Is the diversity presented perfectly? Absolutely not. A scene that depicts the group’s strained break up 500 years before the primary timeline feels especially tone deaf when you remember that the scene occurs in 1580. It would seem like the movie takes place in an alternate universe, as none of the eight non-white-male characters express that they experienced oppression during those centuries of setting out on their own.
Eternals is doubtlessly flawed, and deserving of criticism, but as someone who has seen all twenty-six Marvel movies, I can only wonder at its designation as the worst movie in the Marvel Cinematic Universe. Maybe I’m just tired of the spoiled playboy to national hero pipeline story, but I enjoyed Eternals considerably more than many of the Marvel movies I have seen.

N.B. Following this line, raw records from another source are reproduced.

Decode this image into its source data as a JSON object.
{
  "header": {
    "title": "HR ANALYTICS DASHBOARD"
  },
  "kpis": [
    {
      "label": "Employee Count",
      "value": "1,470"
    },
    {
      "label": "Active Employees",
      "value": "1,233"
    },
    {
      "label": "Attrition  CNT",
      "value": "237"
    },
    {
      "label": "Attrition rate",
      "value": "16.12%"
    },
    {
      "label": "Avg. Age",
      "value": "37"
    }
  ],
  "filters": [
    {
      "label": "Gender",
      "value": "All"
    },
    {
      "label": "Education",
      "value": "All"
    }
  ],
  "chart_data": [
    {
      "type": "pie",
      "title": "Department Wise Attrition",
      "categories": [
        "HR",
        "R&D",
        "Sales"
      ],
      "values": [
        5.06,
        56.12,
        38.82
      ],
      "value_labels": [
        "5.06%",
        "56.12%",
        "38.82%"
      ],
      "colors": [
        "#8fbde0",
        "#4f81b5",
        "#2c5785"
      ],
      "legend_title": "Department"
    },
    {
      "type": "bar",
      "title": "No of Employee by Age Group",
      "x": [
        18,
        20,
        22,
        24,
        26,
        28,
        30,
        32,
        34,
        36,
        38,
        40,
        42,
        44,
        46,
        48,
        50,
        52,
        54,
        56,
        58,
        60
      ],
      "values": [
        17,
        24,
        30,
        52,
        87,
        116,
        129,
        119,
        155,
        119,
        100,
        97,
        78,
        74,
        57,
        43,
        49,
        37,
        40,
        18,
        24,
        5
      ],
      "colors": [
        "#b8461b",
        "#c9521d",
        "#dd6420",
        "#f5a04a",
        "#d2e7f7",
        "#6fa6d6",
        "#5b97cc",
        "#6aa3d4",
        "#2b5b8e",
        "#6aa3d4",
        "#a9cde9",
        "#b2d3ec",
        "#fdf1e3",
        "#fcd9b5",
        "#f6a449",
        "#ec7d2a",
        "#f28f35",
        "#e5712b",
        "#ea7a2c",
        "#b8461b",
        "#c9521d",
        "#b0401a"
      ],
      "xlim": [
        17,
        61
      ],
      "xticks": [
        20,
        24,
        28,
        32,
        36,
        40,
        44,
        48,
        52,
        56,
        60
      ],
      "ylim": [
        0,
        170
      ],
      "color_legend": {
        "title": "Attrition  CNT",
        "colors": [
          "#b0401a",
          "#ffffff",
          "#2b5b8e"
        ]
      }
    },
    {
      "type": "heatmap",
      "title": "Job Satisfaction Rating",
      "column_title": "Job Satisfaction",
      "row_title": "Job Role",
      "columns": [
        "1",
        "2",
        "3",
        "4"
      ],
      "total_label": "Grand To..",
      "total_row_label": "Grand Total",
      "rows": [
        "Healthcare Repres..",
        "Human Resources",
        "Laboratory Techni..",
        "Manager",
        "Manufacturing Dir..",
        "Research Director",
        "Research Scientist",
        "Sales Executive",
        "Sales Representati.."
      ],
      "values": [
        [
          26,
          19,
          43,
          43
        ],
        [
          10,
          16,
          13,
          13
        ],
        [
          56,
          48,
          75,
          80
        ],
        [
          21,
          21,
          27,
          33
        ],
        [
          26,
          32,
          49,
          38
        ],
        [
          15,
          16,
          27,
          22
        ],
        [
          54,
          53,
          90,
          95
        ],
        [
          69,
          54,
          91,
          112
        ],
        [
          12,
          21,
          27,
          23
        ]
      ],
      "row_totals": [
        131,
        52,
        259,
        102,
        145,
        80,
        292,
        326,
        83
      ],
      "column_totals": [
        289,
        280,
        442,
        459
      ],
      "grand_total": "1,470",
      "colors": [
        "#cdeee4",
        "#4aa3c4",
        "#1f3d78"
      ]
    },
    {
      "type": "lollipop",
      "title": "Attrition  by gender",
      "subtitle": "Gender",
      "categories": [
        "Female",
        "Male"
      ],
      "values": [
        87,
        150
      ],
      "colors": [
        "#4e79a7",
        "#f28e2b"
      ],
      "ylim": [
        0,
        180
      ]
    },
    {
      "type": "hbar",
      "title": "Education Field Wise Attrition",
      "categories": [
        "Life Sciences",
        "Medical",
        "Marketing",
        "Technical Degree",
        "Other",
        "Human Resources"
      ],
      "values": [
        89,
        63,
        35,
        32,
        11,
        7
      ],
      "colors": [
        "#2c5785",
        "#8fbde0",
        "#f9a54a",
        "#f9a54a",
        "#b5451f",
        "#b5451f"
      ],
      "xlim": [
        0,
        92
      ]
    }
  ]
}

Eternals might not be the best film ever made, but it manages to break the criminally overused mold of typical action movies in order to offer a beautifully shot attempt at bringing more complex human narratives to a franchise built on violent CGI battles and tokenism. It’s a work in progress, but Eternals is at least a step towards a path beyond the one that Marvel has gladly worn grooves into over the last thirteen years.